Versuch einer persönlichen Annäherung: Arte-Themenabend zum 100. Geburtstag von Hannah Arendt

„Ich bin meiner Meinung, dass mein Privatleben niemanden etwas angeht“, sagte Hannah Arendt, begleitet von ihrem tiefen Lachen, und verschwand wie die mysteriöse Cheshire Cat oder Lachkatze aus „Alice im Wunderland“ zwischen zwei dichten Rauchwolken. 1964 war sie als erste Frau zu Gast in Günter Gaus’ legendärer Interview-Sendung „Zur Person – Porträts in Fragen und Antworten“. Mit dieser koketten Erwiderung benannte die politische Philosophin zugleich das Problem, vor dem all ihre Biographen stehen: Ihre Gefühle wollte sie, die schon in ihrer Jugend als sehr verletzlich galt, durch strikte Diskretion schützen. Sechs Arendt-Filmdokumentationen gebe es schon in Deutschland und Frankreich, sagte Regisseur Jochen Kölsch bei der Münchner Vorpremiere von „Hannah Arendt – Denken und Leidenschaft“, doch habe ihm bislang der emotionale Blick gefehlt. Trotz der schwierigen Materiallage ist es Kölsch und seinen Drehbuchautorinnen Clarissa Ruge und der Arendt-Forscherin Ursula Ludz gelungen, ein höchst aufschlussreiches Kaleidoskop der unkonventionellen Frau, Jüdin, Liebenden und Freundin hinter der Jahrhundertfigur zu entwerfen.

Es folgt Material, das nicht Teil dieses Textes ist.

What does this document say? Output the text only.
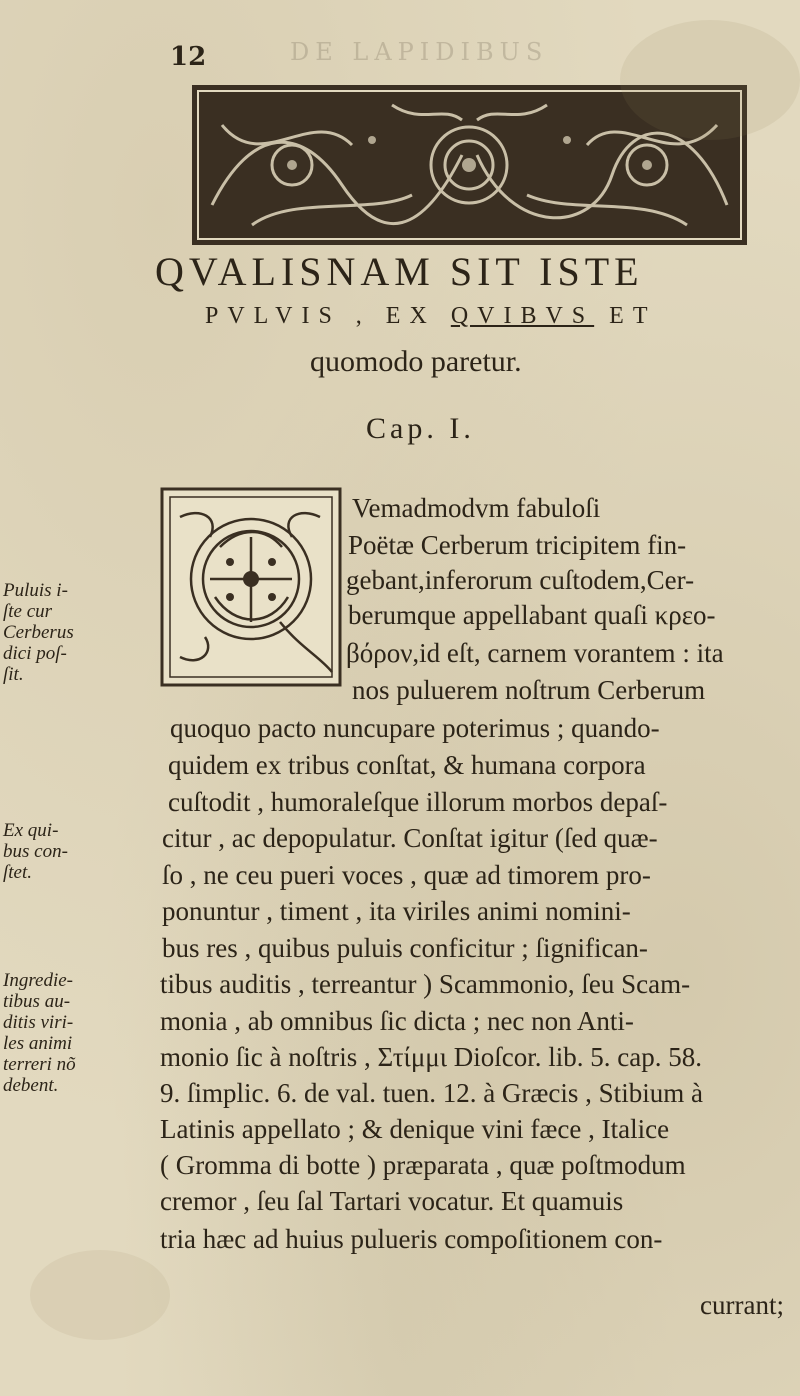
12	DE LAPIDIBUS
QVALISNAM SIT ISTE
PVLVIS , EX QVIBVS ET
quomodo paretur.
Cap. I.
Vemadmodvm fabuloſi
Poëtæ Cerberum tricipitem fin-
gebant,inferorum cuſtodem,Cer-
berumque appellabant quaſi κρεο-
βόρον,id eſt, carnem vorantem : ita
nos puluerem noſtrum Cerberum
quoquo pacto nuncupare poterimus ; quando-
quidem ex tribus conſtat, & humana corpora
cuſtodit , humoraleſque illorum morbos depaſ-
citur , ac depopulatur. Conſtat igitur (ſed quæ-
ſo , ne ceu pueri voces , quæ ad timorem pro-
ponuntur , timent , ita viriles animi nomini-
bus res , quibus puluis conficitur ; ſignifican-
tibus auditis , terreantur ) Scammonio, ſeu Scam-
monia , ab omnibus ſic dicta ; nec non Anti-
monio ſic à noſtris , Στίμμι Dioſcor. lib. 5. cap. 58.
9. ſimplic. 6. de val. tuen. 12. à Græcis , Stibium à
Latinis appellato ; & denique vini fæce , Italice
( Gromma di botte ) præparata , quæ poſtmodum
cremor , ſeu ſal Tartari vocatur. Et quamuis
tria hæc ad huius pulueris compoſitionem con-
currant;
Puluis i-
ſte cur
Cerberus
dici poſ-
ſit.
Ex qui-
bus con-
ſtet.
Ingredie-
tibus au-
ditis viri-
les animi
terreri nõ
debent.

Die Ansichten von Brücken bestimmen dieses Arte-Porträt zu Hannah Arendts hundertstem Geburtstag am 14. Oktober: Ästhetisch kühne Konstruktionen wie die Brooklyn Bridge, die einen freien Blick in die aufgetürmten Wolken erlauben. Die Philosophin verwendete das Symbol der Brücke oft in ihren Schriften. Es ist sogar ein Brücken-Gedicht von ihr überliefert, das mit dem Vers endet: „Ich tanze, ich tanze, in ironischem Glanze.“ Vorgetragen wird es von Sabine Kastius, deren Einfühlungsvermögen als Sprecherin in diesem Film außerordentlich ist.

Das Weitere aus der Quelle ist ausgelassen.